京都でマンガ/コミックス研究の国際会議 今年12月に

 京都精華大学国際マンガ研究センターは、今年12月18日から20日までの3日間、京都国際マンガミューアムを会場に世界のコミックス/マンガをテーマとした国際学術会議を開催する。会議は「世界のコミックスとコミックスの世界―グローバルなマンガ研究の可能性を開くために」と題し、特に関連分野の国際的な問題、課題を取上げる。
 京都国際マンガミュージアムと京都精華大学国際マンガ研究センターは、マンガ/コミックス研究の国際的なネットワークの構築を目的のひとつとしている。今回の国際学術会議もそうした方向に沿ったものである。

 会議は「それぞれの国や地域のマンガ/コミックス文化にしばられない形での議論が可能であるか」という問いを設定する。海外からコミックス理論家として世界的に知られているティエリ・グルンステン氏を招くほか、国内外およそ30名の研究者が様々な議論を行う予定だ。
 また、会議はそのグルンステン氏による基調講演やワークショップ、テーマごとのセッション、総合討論などを行う。さらに企画展やそのオープニング記念対談も開催され、期間中は盛りだくさんの催しが行われる。
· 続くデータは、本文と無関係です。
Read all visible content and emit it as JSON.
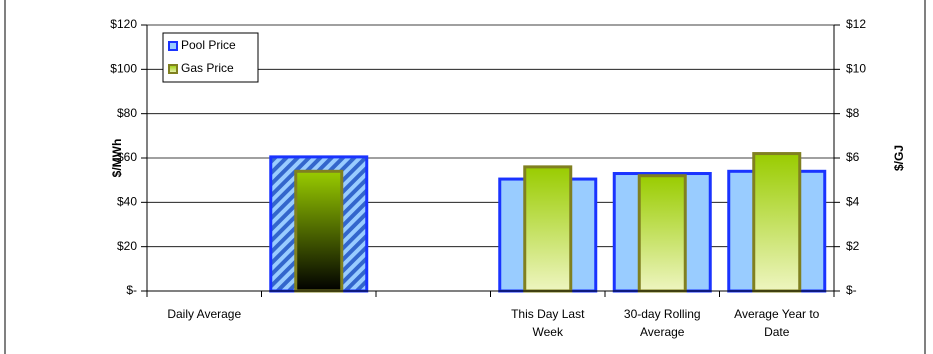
{
  "chart_data": {
    "type": "bar",
    "categories": [
      "Daily Average",
      null,
      null,
      "This Day Last Week",
      "30-day Rolling Average",
      "Average Year to Date"
    ],
    "y_label": "$/MWh",
    "y2_label": "$/GJ",
    "ylim": [
      0,
      120
    ],
    "yticks": [
      {
        "value": 0,
        "label": "$-"
      },
      {
        "value": 20,
        "label": "$20"
      },
      {
        "value": 40,
        "label": "$40"
      },
      {
        "value": 60,
        "label": "$60"
      },
      {
        "value": 80,
        "label": "$80"
      },
      {
        "value": 100,
        "label": "$100"
      },
      {
        "value": 120,
        "label": "$120"
      }
    ],
    "y2lim": [
      0,
      12
    ],
    "y2ticks": [
      {
        "value": 0,
        "label": "$-"
      },
      {
        "value": 2,
        "label": "$2"
      },
      {
        "value": 4,
        "label": "$4"
      },
      {
        "value": 6,
        "label": "$6"
      },
      {
        "value": 8,
        "label": "$8"
      },
      {
        "value": 10,
        "label": "$10"
      },
      {
        "value": 12,
        "label": "$12"
      }
    ],
    "grid": true,
    "legend": "top-left",
    "series": [
      {
        "name": "Pool Price",
        "color": "#99ccff",
        "values": [
          null,
          60.5,
          null,
          50.5,
          53,
          54
        ]
      },
      {
        "name": "Gas Price",
        "color": "#99cc00",
        "axis": "y2",
        "values": [
          null,
          5.4,
          null,
          5.6,
          5.2,
          6.2
        ]
      }
    ]
  }
}
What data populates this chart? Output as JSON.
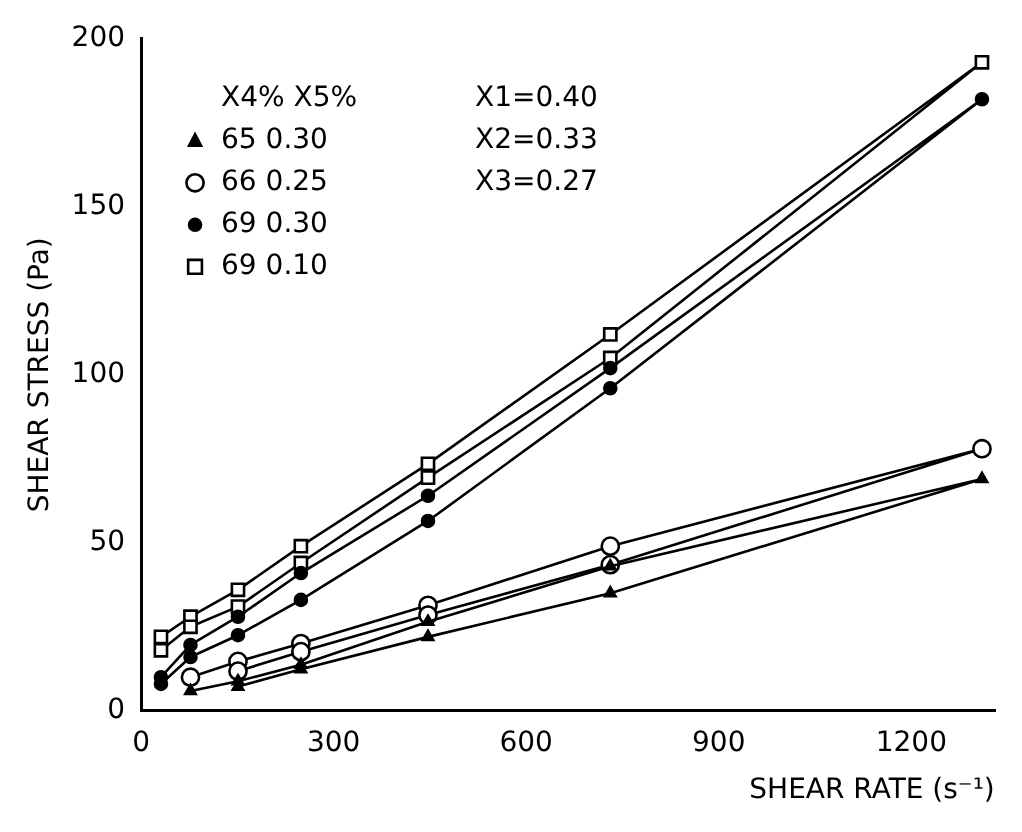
{
  "chart_data": {
    "type": "line",
    "xlabel": "SHEAR RATE (s⁻¹)",
    "ylabel": "SHEAR STRESS (Pa)",
    "xlim": [
      0,
      1330
    ],
    "ylim": [
      0,
      200
    ],
    "xticks": [
      0,
      300,
      600,
      900,
      1200
    ],
    "yticks": [
      0,
      50,
      100,
      150,
      200
    ],
    "grid": false,
    "legend": "top left",
    "legend_title": "X4% X5%",
    "annotations": [
      "X1=0.40",
      "X2=0.33",
      "X3=0.27"
    ],
    "line_style": "solid",
    "series": [
      {
        "name": "65 0.30",
        "color": "#000000",
        "marker": "triangle",
        "x": [
          77,
          151,
          249,
          447,
          731,
          1310,
          731,
          447,
          249,
          151
        ],
        "values": [
          5.9,
          8.8,
          13.7,
          26.5,
          43,
          69,
          35,
          22,
          12.4,
          7.2
        ]
      },
      {
        "name": "66 0.25",
        "color": "#000000",
        "marker": "circle",
        "x": [
          77,
          151,
          249,
          447,
          731,
          1310,
          731,
          447,
          249,
          151
        ],
        "values": [
          10,
          14.7,
          20,
          31.4,
          49,
          78,
          43.5,
          28.5,
          17.6,
          11.8
        ]
      },
      {
        "name": "69 0.30",
        "color": "#000000",
        "marker": "circle",
        "x": [
          31,
          77,
          151,
          249,
          447,
          731,
          1310,
          731,
          447,
          249,
          151,
          77,
          31
        ],
        "values": [
          10,
          19.6,
          28,
          41,
          64,
          102,
          182,
          96,
          56.5,
          33,
          22.5,
          16,
          8
        ]
      },
      {
        "name": "69 0.10",
        "color": "#000000",
        "marker": "square",
        "x": [
          31,
          77,
          151,
          249,
          447,
          731,
          1310,
          731,
          447,
          249,
          151,
          77,
          31
        ],
        "values": [
          22,
          28,
          36,
          49,
          73.5,
          112,
          193,
          105,
          69.4,
          44,
          31,
          25,
          18
        ]
      }
    ]
  }
}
 今回は国際的なマンガ/コミックス研究をテーマとしているが、実際には現状で日本にその共通の研究基盤は十分確立していない。会議のスタートが、18日の「新世代国際ワークショップ」としているのは納得が行くところだ。
 ここでは、新世代の研究者が研究の方法論に関する報告やディスカッションを行う予定である。今後の国際的な研究の有り様を考えるうえで有益なものとなるだろう。

 個別セッションのテーマは、「グローバル化における越境とマンガ研究」と「マンガと社会」、「少女マンガ、女性コミックス~ジェンダーとジャンルをめぐって」である。マンガ研究のなかで特に活発に行われているジェンダーに関するものがあるのが興味深い。
 会議に合わせて開かれる企画展も、「コミックスを描く女性たち―アメリカの女性アーティストたちの100年」展としている。また、そのオープニング記念対談は「日本女性マンガ・アメリカ女性コミックスの転換期としての70年代」である。 

 また、それぞれの企画は研究者や学者だけでなく、一般の聴講も可能となっている。2日目、3日目は休日とも重なっており、マンガの国際的な広がりやその研究に関心があれば、是非参加したいところだ。